One thing we can all agree on is “free the nipple.” Existing mostly online, it’s a fem-centric mission, I think, to equate — not reduce or augment — the nipples of the sexes. Men can freely expose their pecs, even in mainstream media — why can’t ladies? As a heterosexual dude, I am all for this development. And not just because I’m perma-horny. I’ve read that in European society, the more liberal the approach to sex, the less likely the young ones are to go off and start having babies. Though Little Johnny Benbrook and little Suzy Cleburne aren’t going to have any major sexual awakenings waltzing through Ridgmar Mall now, maybe they’ll start a conversation that doesn’t end with “Well, because that’s just the way things are, and there’s nothing we can do about it.” It’s all on you, moms and dads. And granddads and aunties. Don’t be lazy.

I think I like Wilder best when he’s merely suggesting a point, rather than driving it home with Thor’s hammer. In another mural, Donald Trump and Kanye West are depicted as the two men in black from the movie franchise of the same name. Donned in actually bluish suits and dark sunglasses, each brandishes a large firearm, a big, shiny science-fictional two-hander. The duo’s purpose isn’t exactly clear, which is why I think the overall image works. Drawing from the motivations of the movie characters, Trump and Kanye could be protecting Earth from not just intelligent life forms from outer space but, you know, intelligence. A few months ago, the rapper, in yet another moment of complete confusion, found himself defending the “president.” He soon found himself wearing a MAGA hat and mugging for the Instagram cameras. I mean, the enormity of your ego to not admit that you made a terrible, dreadful mistake. He received a lot of hate, and rightfully so, but I don’t think anything else explains the increase in Trump’s approval rating among African-American males going back to 2016. It’s a Kanye bump. This, for the same Donald Trump, real estate mogul, who settled twice with the federal government for not renting to black people. The same oafish racist who described Hispanic immigrants as rapists and murderers, nazis as “very fine people,” and immigrant nations overseas as “shitholes.” I’ve never heard a Kanye West song, and now I am abso-fucking-lutely certain I never will.
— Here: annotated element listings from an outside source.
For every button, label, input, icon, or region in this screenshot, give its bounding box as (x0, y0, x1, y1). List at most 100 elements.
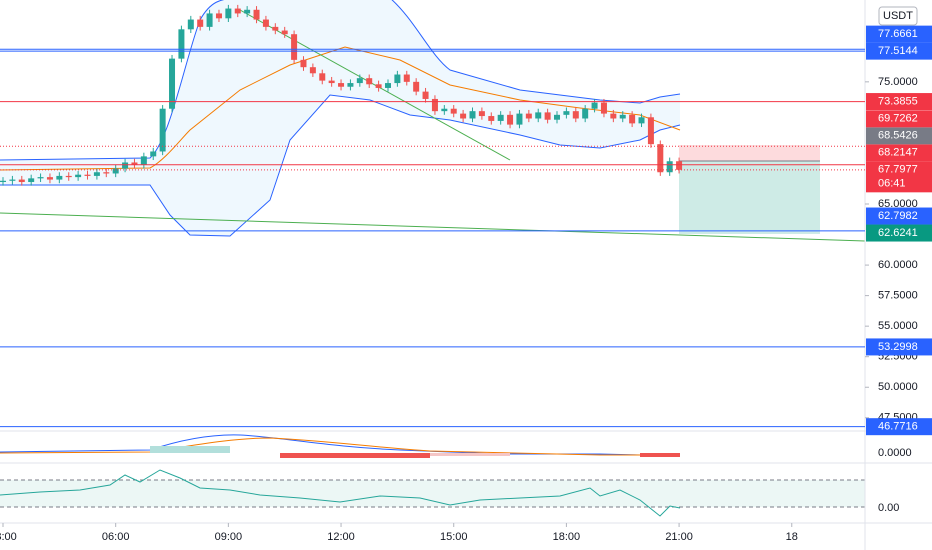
candle-body (140, 156, 147, 165)
y-tick-label: 60.0000 (878, 259, 918, 271)
bollinger-band (0, 0, 680, 236)
x-tick-label: 03:00 (0, 531, 17, 543)
candle-body (629, 114, 636, 124)
candle-body (403, 74, 410, 82)
candle-body (563, 111, 570, 115)
candle-body (460, 113, 467, 119)
candle-body (197, 19, 204, 27)
x-tick-label: 12:00 (327, 531, 355, 543)
price-label: 53.2998 (878, 341, 918, 353)
price-label: 67.7977 (878, 164, 918, 176)
price-label: 68.5426 (878, 130, 918, 142)
candle-body (122, 162, 129, 169)
candle-body (347, 83, 354, 87)
price-label-box (866, 42, 932, 60)
candle-body (478, 111, 485, 117)
price-label: 77.5144 (878, 45, 918, 57)
pane-tick-label: 0.0000 (878, 447, 912, 459)
macd-line (0, 434, 681, 457)
price-label: 77.6661 (878, 28, 918, 40)
price-label: 73.3855 (878, 95, 918, 107)
candle-body (272, 26, 279, 31)
price-label-box (866, 93, 932, 111)
price-label-box (866, 25, 932, 43)
candle-body (394, 74, 401, 84)
candle-body (516, 113, 523, 125)
candle-body (262, 19, 269, 27)
candle-body (507, 114, 514, 125)
candle-body (225, 8, 232, 19)
candle-body (9, 179, 16, 181)
candle-body (431, 98, 438, 112)
candle-body (159, 108, 166, 152)
candle-body (84, 174, 91, 176)
candle-body (441, 108, 448, 112)
candle-body (366, 78, 373, 85)
candle-body (525, 113, 532, 119)
candle-body (187, 19, 194, 30)
candle-body (319, 73, 326, 81)
y-tick-label: 57.5000 (878, 290, 918, 302)
price-label-box (866, 207, 932, 225)
candle-body (215, 13, 222, 19)
candle-body (535, 112, 542, 119)
candle-body (591, 102, 598, 109)
candle-body (56, 175, 63, 180)
position-target (679, 161, 820, 234)
rsi-pane (0, 462, 932, 517)
candle-body (169, 58, 176, 109)
currency-badge (878, 6, 918, 26)
candle-body (0, 180, 7, 183)
candle-body (638, 117, 645, 124)
candle-body (75, 174, 82, 178)
candle-body (572, 111, 579, 119)
trend-line (0, 212, 866, 242)
candle-body (65, 175, 72, 178)
x-tick-label: 15:00 (440, 531, 468, 543)
candle-body (291, 34, 298, 60)
signal-line (0, 437, 680, 456)
indicators (0, 0, 866, 242)
x-tick-label: 21:00 (665, 531, 693, 543)
candle-body (384, 83, 391, 88)
currency-label: USDT (883, 10, 913, 22)
y-tick-label: 75.0000 (878, 76, 918, 88)
price-label: 68.2147 (878, 147, 918, 159)
candle-body (338, 83, 345, 87)
price-label-box (866, 338, 932, 356)
candle-body (328, 80, 335, 84)
candle-body (657, 144, 664, 173)
candle-body (234, 8, 241, 14)
candle-body (488, 116, 495, 121)
candle-body (497, 114, 504, 121)
candle-body (647, 117, 654, 145)
candle-body (150, 151, 157, 157)
position-stop (679, 145, 820, 161)
price-label-box (866, 161, 932, 193)
candle-body (469, 111, 476, 119)
candle-body (676, 161, 683, 170)
y-tick-label: 65.0000 (878, 198, 918, 210)
moving-average (0, 46, 681, 171)
candle-body (375, 84, 382, 88)
candle-body (422, 91, 429, 99)
candle-body (309, 67, 316, 74)
price-label-box (866, 144, 932, 162)
x-tick-label: 18:00 (553, 531, 581, 543)
x-tick-label: 06:00 (102, 531, 130, 543)
candle-body (253, 9, 260, 20)
candle-body (103, 172, 110, 174)
x-tick-label: 09:00 (215, 531, 243, 543)
price-label-box (866, 418, 932, 436)
price-label-box (866, 224, 932, 242)
candle-body (18, 179, 25, 183)
candle-body (281, 30, 288, 35)
candle-body (28, 178, 35, 183)
candle-body (554, 114, 561, 120)
candle-body (37, 177, 44, 179)
pane-tick-label: 0.00 (878, 502, 899, 514)
price-label: 62.6241 (878, 227, 918, 239)
candle-body (206, 13, 213, 27)
candle-body (582, 108, 589, 119)
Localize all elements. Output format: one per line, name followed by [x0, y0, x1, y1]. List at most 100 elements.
Other than this piece and the one in the corner with a skeleton praying on its knees in front of a stained-glass window of a crucifix and between a giant old black guy’s head and a two-necked turkey or vulture or vulture-turkey (!), there’s not much visually to unpack here. Meaning no offense to Wilder, who certainly knows how to paint and paint well, reviewing I Ain’t Dirty, I Just Paint a Lot took me just a couple of glances. There was nothing formalistic for me to study, nothing deeper in terms of brushstrokes or texture or mood or compositional imagination for me to sink my teeth into. The content is the message here, and for Wilder, his message is a ransom note addressed to us. 

I Ain’t Dirty, I Just Paint a Lot, by Trey Wilder

Thru Aug 26 at Ridgmar Mall, 1888 Green Oaks Rd, FW. Free.